Mr. Leong Weng Kin , aged 43, join the Group in July 2004 and is the group financial controller of the Group. He is the qualified accountant of the Company. He holds a master’s degree in Business Administration from the Chinese University of Hong Kong. Prior to joining the Group, he had over 10 years’ experience in key financial position in a Hong Kong listed Group and more than four years working experience in an international firm of Certified Public Accountants. Mr. Leong is an executive director of China Agri-Products Exchange Limited, a company listed on the main board of the Stock Exchange.

Mr. Ying Yat Man , aged 49, joined the Group in January 2007 and is the general manager of the Group and the head of the Group’s agricultural wholesale markets management department. Prior to joining the Group, he had over 25 years of experience in real estate development and general business management in Hong Kong and the PRC working in both the private and public sectors. He is a professional qualified real estate surveyor. He holds a bachelor’s degree in Laws from the University of London and a master’s degree in Chinese Laws from the University of Hong Kong. Mr. Ying is an executive director of China Agri-Products Exchange Limited, a company listed on the main board of the Stock Exchange.

The business address of the Directors and the above-mentioned senior management of the Group is the same as the address of the Company’s head office and principal place of business in Hong Kong at 5/F., Wai Yuen Tong Medicine Building, 9 Wang Kwang Road, Kowloon Bay, Kowloon, Hong Kong.

14. DOCUMENTS DELIVERED TO THE REGISTRARS OF COMPANIES

A copy of each of the Prospectus Documents and the consent letters referred to in the paragraph headed “Experts and consents” in this appendix have been registered with the Registrar of Companies in Hong Kong pursuant to section 342C of the Companies Ordinance.

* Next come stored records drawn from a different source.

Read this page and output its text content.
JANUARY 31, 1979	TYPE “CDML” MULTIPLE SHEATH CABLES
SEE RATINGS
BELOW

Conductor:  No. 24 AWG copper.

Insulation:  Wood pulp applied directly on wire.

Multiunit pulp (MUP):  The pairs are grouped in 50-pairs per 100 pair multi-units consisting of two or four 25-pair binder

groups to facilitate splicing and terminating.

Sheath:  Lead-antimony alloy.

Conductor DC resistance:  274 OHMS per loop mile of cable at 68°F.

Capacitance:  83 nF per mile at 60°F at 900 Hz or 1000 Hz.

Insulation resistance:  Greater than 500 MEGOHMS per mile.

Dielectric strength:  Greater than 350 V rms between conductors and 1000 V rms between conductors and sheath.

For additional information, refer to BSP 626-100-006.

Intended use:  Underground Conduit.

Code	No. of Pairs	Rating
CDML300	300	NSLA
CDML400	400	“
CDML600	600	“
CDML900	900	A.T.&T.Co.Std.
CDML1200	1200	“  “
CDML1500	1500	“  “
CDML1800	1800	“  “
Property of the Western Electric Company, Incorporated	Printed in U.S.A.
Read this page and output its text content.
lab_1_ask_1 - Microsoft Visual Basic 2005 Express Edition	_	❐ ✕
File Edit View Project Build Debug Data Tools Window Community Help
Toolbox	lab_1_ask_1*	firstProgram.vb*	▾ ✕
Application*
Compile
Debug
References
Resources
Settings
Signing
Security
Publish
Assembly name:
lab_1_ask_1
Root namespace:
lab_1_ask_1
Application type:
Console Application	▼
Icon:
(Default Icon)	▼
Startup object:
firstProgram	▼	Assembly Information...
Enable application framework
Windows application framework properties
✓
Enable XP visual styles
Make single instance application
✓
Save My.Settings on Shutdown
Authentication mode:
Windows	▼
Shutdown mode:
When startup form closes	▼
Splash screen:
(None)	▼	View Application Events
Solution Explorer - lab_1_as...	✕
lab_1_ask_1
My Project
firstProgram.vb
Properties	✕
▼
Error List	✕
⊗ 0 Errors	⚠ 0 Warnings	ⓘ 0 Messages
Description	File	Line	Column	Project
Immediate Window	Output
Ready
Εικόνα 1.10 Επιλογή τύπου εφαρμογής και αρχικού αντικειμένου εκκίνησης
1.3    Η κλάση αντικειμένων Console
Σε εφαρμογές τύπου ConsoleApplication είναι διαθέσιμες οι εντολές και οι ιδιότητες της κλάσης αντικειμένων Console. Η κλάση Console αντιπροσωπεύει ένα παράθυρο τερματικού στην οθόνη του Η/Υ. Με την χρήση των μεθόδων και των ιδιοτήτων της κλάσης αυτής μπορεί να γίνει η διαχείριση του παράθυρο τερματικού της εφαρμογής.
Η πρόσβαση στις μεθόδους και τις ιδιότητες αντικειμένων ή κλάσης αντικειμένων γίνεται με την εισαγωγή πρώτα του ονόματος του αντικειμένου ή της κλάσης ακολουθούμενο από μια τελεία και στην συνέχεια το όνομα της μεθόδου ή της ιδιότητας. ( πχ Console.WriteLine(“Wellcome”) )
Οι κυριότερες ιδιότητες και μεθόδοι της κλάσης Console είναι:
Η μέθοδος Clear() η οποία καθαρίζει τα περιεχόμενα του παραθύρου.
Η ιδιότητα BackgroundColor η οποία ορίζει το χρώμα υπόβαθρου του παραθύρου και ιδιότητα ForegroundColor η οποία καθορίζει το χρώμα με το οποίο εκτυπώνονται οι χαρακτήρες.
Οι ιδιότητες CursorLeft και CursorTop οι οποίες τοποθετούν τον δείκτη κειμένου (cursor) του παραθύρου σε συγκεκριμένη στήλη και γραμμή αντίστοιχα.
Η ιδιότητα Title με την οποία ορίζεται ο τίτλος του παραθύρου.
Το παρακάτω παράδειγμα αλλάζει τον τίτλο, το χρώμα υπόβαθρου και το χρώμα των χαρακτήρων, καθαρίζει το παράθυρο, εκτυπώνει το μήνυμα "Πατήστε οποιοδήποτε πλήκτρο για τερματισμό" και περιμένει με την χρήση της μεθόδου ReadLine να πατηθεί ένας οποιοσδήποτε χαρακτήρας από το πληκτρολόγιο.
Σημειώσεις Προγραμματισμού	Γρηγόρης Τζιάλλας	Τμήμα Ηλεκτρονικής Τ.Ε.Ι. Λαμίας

A copy of each of the Prospectus Documents has been filed with the Registrar of Companies in Bermuda in accordance with the Companies Act.

  • VI - 12 -

GENERAL INFORMATION

APPENDIX VI

15. DOCUMENTS AVAILABLE FOR INSPECTION

Copies of the following documents are available for inspection at the head office and principal place of business of the Company in Hong Kong at 5/F., Wai Yuen Tong Medicine Building, 9 Wang Kwong Road, Kowloon Bay, Kowloon, Hong Kong on any business day (excluding public and statutory holidays and Saturdays), from the date of the Prospectus up to 27 April 2009 (both days inclusive):

  • (a) the memorandum of association of the Company and the Bye-laws;

  • (b) the letter from Ernst & Young, the reporting accountants of the Company, on the unaudited pro forma financial information of the Enlarged Group, the text of which is set out on pages III-1 to III-2 of the Prospectus;

  • (c) the letter from Ernst & Young, the reporting accountants of the Company, on the unaudited pro forma financial information of the Group in respect of the Open Offer and the Bonus Issue, the text of which is set out on pages IV-1 to IV-5 of the Prospectus.

  • (d) the material contracts referred to in the section headed “Material contracts” in this appendix;

  • (e) the written consents of the experts referred to in the section headed “Experts and consents” in this appendix;

  • (f) the annual reports of the Company for the two years ended 31 March 2007 and 2008;

  • (g) the interim report of the Company for the six months ended 30 September 2008;

  • (h) a copy of each of the circular(s) which has/have been issued by the Company pursuant to the requirements set out in Chapter 14 and/or 14A of the Listing Rules since 31 March 2008, being the date to which the latest published audited consolidated financial statements of the Group were made up;

  • (i) the letter of advice from Conyers Dill & Pearman, the Company’s legal advisers on Bermuda law, summarising certain aspects of Bermuda company law; and

  • (j) a copy of the Companies Act.

16. GENERAL

In the event of inconsistency, the English text of the Prospectus and the Application Form shall prevail over their respective Chinese texts.